3. Load up on protein & fiber: Though it might make sense to even out a surplus of calories with a deficit, skipping a meal or starving yourself will only compound the problem. Long periods of fasting puts your body into starvation mode, which can trigger stress hormones and bottom-out your metabolism.

Instead, make your next meal protein-rich and full of fiber. The protein will help balance out your blood sugar levels and the fiber will jumpstart your digestion while staving off cravings.

4. Hydrate: Many of your favorite diet splurges – think French fries, bacon, and alcohol – are high in sodium. The extra salt can bloat and dehydrate you. Shy away from sodium-rich foods like lunchmeats, pre-packaged, and fried foods for a few days. Instead, fill up on fresh vegetables, fruit, and water with lots of lemon, which will help re-hydrate you and ease the bloating.

Drinking water will help keep your belly full, which means you’re less likely to repeat your binge.

5. Ease off the sugar and starch for a while: Sugars and simple starches, which your body treats as sugar anyway, actually become addicting – especially when you overload on the sweet stuff. If you can’t out sugar altogether for 7-10 days, gradually reduce your sugar intake to keep your cravings in check. If you need a sweet treat, try a square of dark chocolate or fruity herbal tea. Quell your craving, but don’t go overboard.

Want to learn more about the harmful effects of a sugar-laden diet? Read our blog, “SUGAR: The Bitter Effects.”

6. Make a Plan: Many times, when you overeat, it can feel like you’re losing control. Own your fitness and jumpstart your motivation by planning your next meal and workout.

7. Make some Moves: After a big meal or days of unhealthy eating, you’ll likely feel sluggish. Rather than post-up on the couch while you digest, get moving! It may not be in your best interest to sprint around the block with cheese dip and a White Russian sloshing in your gut, but going for a brisk walk can reinvigorate you while delivering oxygen to your digestive tract. Try some yoga to help move some of that food through. Here are some yoga poses for digestion.

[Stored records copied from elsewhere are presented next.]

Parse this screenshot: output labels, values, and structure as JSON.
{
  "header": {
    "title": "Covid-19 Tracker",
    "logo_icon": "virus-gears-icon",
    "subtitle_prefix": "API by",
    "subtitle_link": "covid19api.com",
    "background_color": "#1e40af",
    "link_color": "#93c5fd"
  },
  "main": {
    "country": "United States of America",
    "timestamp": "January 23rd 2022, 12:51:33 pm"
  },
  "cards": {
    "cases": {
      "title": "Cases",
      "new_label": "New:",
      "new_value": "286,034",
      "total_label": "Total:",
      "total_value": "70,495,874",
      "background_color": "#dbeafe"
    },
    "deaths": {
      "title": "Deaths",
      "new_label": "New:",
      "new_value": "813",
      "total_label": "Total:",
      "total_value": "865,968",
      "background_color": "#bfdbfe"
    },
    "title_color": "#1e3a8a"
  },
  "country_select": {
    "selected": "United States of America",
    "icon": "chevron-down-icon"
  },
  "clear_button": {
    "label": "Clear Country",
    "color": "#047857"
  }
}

8. Wait to Weigh: Weighing yourself immediately after a binge can be a false representation of your actual weight gain. Not only will the actual weight of the food in your belly tip the scale, but excess sugar, salt, and starch can make you retain water, which will flush out over time. Rather than risking the post-binge blues that accompanies a skewed scale reading, weigh yourself after a couple days of normal eating and exercise.

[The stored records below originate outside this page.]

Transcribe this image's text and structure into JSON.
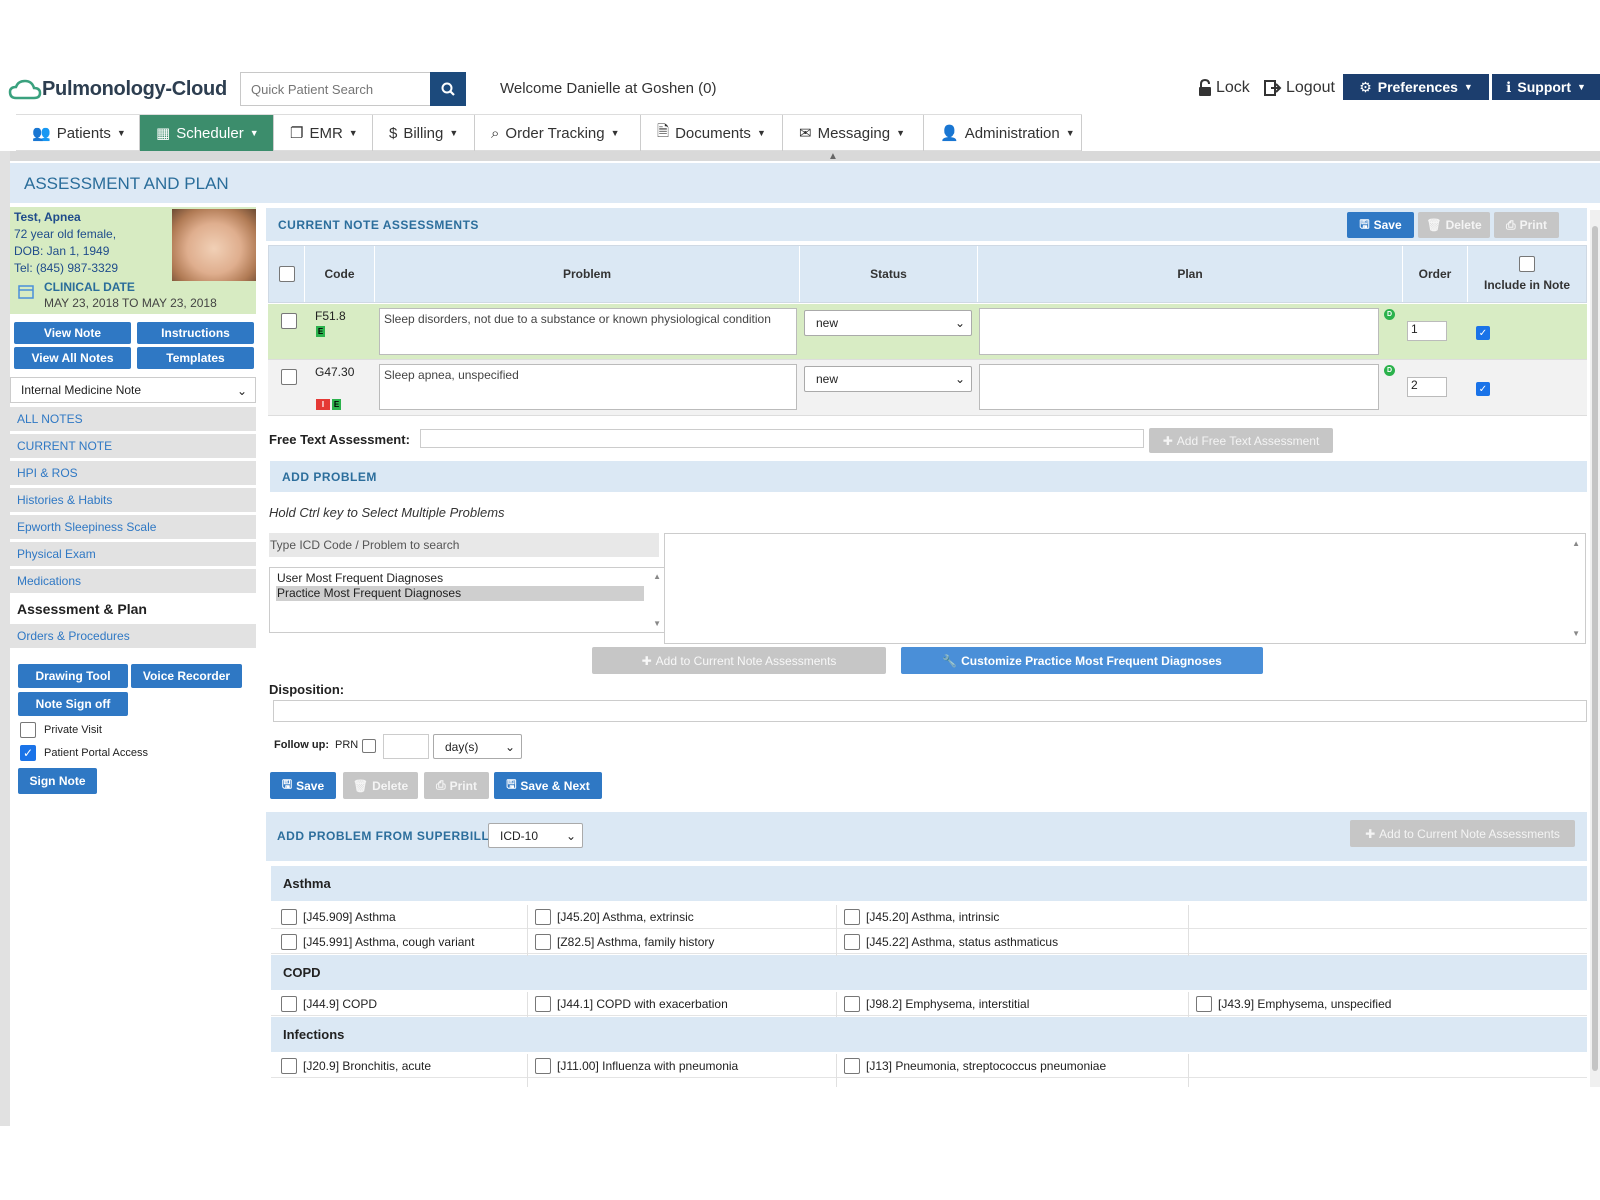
{
  "header": {
    "logo": "Pulmonology-Cloud",
    "search_placeholder": "Quick Patient Search",
    "welcome": "Welcome Danielle at Goshen (0)",
    "lock": "Lock",
    "logout": "Logout",
    "preferences": "Preferences",
    "support": "Support"
  },
  "nav": [
    {
      "label": "Patients",
      "icon": "users-icon"
    },
    {
      "label": "Scheduler",
      "icon": "calendar-icon"
    },
    {
      "label": "EMR",
      "icon": "copy-icon"
    },
    {
      "label": "Billing",
      "icon": "dollar-icon"
    },
    {
      "label": "Order Tracking",
      "icon": "search-icon"
    },
    {
      "label": "Documents",
      "icon": "file-icon"
    },
    {
      "label": "Messaging",
      "icon": "envelope-icon"
    },
    {
      "label": "Administration",
      "icon": "user-icon"
    }
  ],
  "page_title": "ASSESSMENT AND PLAN",
  "patient": {
    "name": "Test, Apnea",
    "age_sex": "72 year old female,",
    "dob": "DOB: Jan 1, 1949",
    "tel": "Tel: (845) 987-3329",
    "clinical_date_label": "CLINICAL DATE",
    "clinical_date": "MAY 23, 2018 TO MAY 23, 2018"
  },
  "left_buttons": {
    "view_note": "View Note",
    "instructions": "Instructions",
    "view_all_notes": "View All Notes",
    "templates": "Templates"
  },
  "note_type": "Internal Medicine Note",
  "sidebar": [
    "ALL NOTES",
    "CURRENT NOTE",
    "HPI & ROS",
    "Histories & Habits",
    "Epworth Sleepiness Scale",
    "Physical Exam",
    "Medications",
    "Assessment & Plan",
    "Orders & Procedures"
  ],
  "tools": {
    "drawing_tool": "Drawing Tool",
    "voice_recorder": "Voice Recorder",
    "note_sign_off": "Note Sign off",
    "private_visit": "Private Visit",
    "patient_portal_access": "Patient Portal Access",
    "sign_note": "Sign Note"
  },
  "assessments": {
    "title": "CURRENT NOTE ASSESSMENTS",
    "save": "Save",
    "delete": "Delete",
    "print": "Print",
    "columns": {
      "code": "Code",
      "problem": "Problem",
      "status": "Status",
      "plan": "Plan",
      "order": "Order",
      "include": "Include in Note"
    },
    "rows": [
      {
        "code": "F51.8",
        "problem": "Sleep disorders, not due to a substance or known physiological condition",
        "status": "new",
        "order": "1",
        "include": true
      },
      {
        "code": "G47.30",
        "problem": "Sleep apnea, unspecified",
        "status": "new",
        "order": "2",
        "include": true
      }
    ]
  },
  "free_text": {
    "label": "Free Text Assessment:",
    "button": "Add Free Text Assessment"
  },
  "add_problem": {
    "title": "ADD PROBLEM",
    "hint": "Hold Ctrl key to Select Multiple Problems",
    "search_placeholder": "Type ICD Code / Problem to search",
    "lists": [
      "User Most Frequent Diagnoses",
      "Practice Most Frequent Diagnoses"
    ],
    "add_button": "Add to Current Note Assessments",
    "customize_button": "Customize Practice Most Frequent Diagnoses"
  },
  "disposition": {
    "label": "Disposition:",
    "follow_up": "Follow up:",
    "prn": "PRN",
    "unit": "day(s)"
  },
  "bottom_buttons": {
    "save": "Save",
    "delete": "Delete",
    "print": "Print",
    "save_next": "Save & Next"
  },
  "superbill": {
    "title": "ADD PROBLEM FROM SUPERBILL",
    "code_set": "ICD-10",
    "add_button": "Add to Current Note Assessments",
    "categories": [
      {
        "name": "Asthma",
        "rows": [
          [
            "[J45.909] Asthma",
            "[J45.20] Asthma, extrinsic",
            "[J45.20] Asthma, intrinsic",
            ""
          ],
          [
            "[J45.991] Asthma, cough variant",
            "[Z82.5] Asthma, family history",
            "[J45.22] Asthma, status asthmaticus",
            ""
          ]
        ]
      },
      {
        "name": "COPD",
        "rows": [
          [
            "[J44.9] COPD",
            "[J44.1] COPD with exacerbation",
            "[J98.2] Emphysema, interstitial",
            "[J43.9] Emphysema, unspecified"
          ]
        ]
      },
      {
        "name": "Infections",
        "rows": [
          [
            "[J20.9] Bronchitis, acute",
            "[J11.00] Influenza with pneumonia",
            "[J13] Pneumonia, streptococcus pneumoniae",
            ""
          ]
        ]
      }
    ]
  }
}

9. Assess your strategy: If you find yourself mid-binge far too often, the behavior might be the symptom of a more systematic problem. Seemingly uncontrollable urges to mow-down may be your body’s response to a lack of fuel.

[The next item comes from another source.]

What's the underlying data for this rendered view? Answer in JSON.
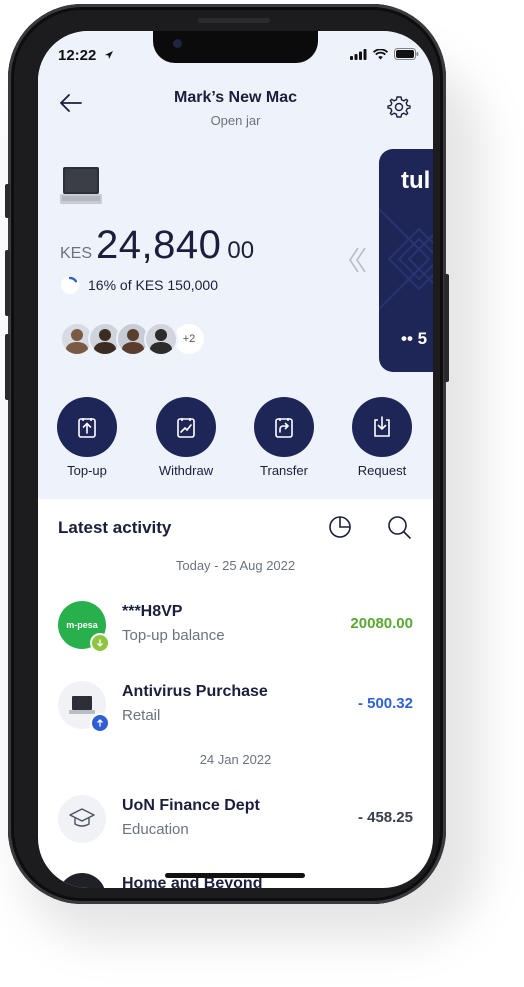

For a few days, monitor your calorie intake and compare your daily carb, protein, and fat intake with the number of calories you burn during your regular exercise routine. Your “lack of willpower” may just be your body’s way of telling you it needs more calories to sustain your activity level. Refuel with the good stuff!

If you’re sure you’re fueling your body adequately with healthy carbs, fats, and proteins, your desire to binge could be linked to your mood or stress level. Read more about why we crave what we do in our blog, “JUNK FOOD: Why We Crave It and How to Quit It.”

10. Seek Some Support: If you feel like you’re constantly out of control when it comes to your eating and drinking habits and you’ve tried making changes to your diet and exercise routine, don’t be afraid to seek support from a friend or professional.

On the days when you’re on top of your diet and killing it at the gym, it’s all the motivation you need to stay on track. But we all have those days when the sugar cookies beckon and we give-in. It’s okay! Whether you’ve splurged for a few minutes, a day, or even a couple weeks, now is the time to forgive yourself and refocus.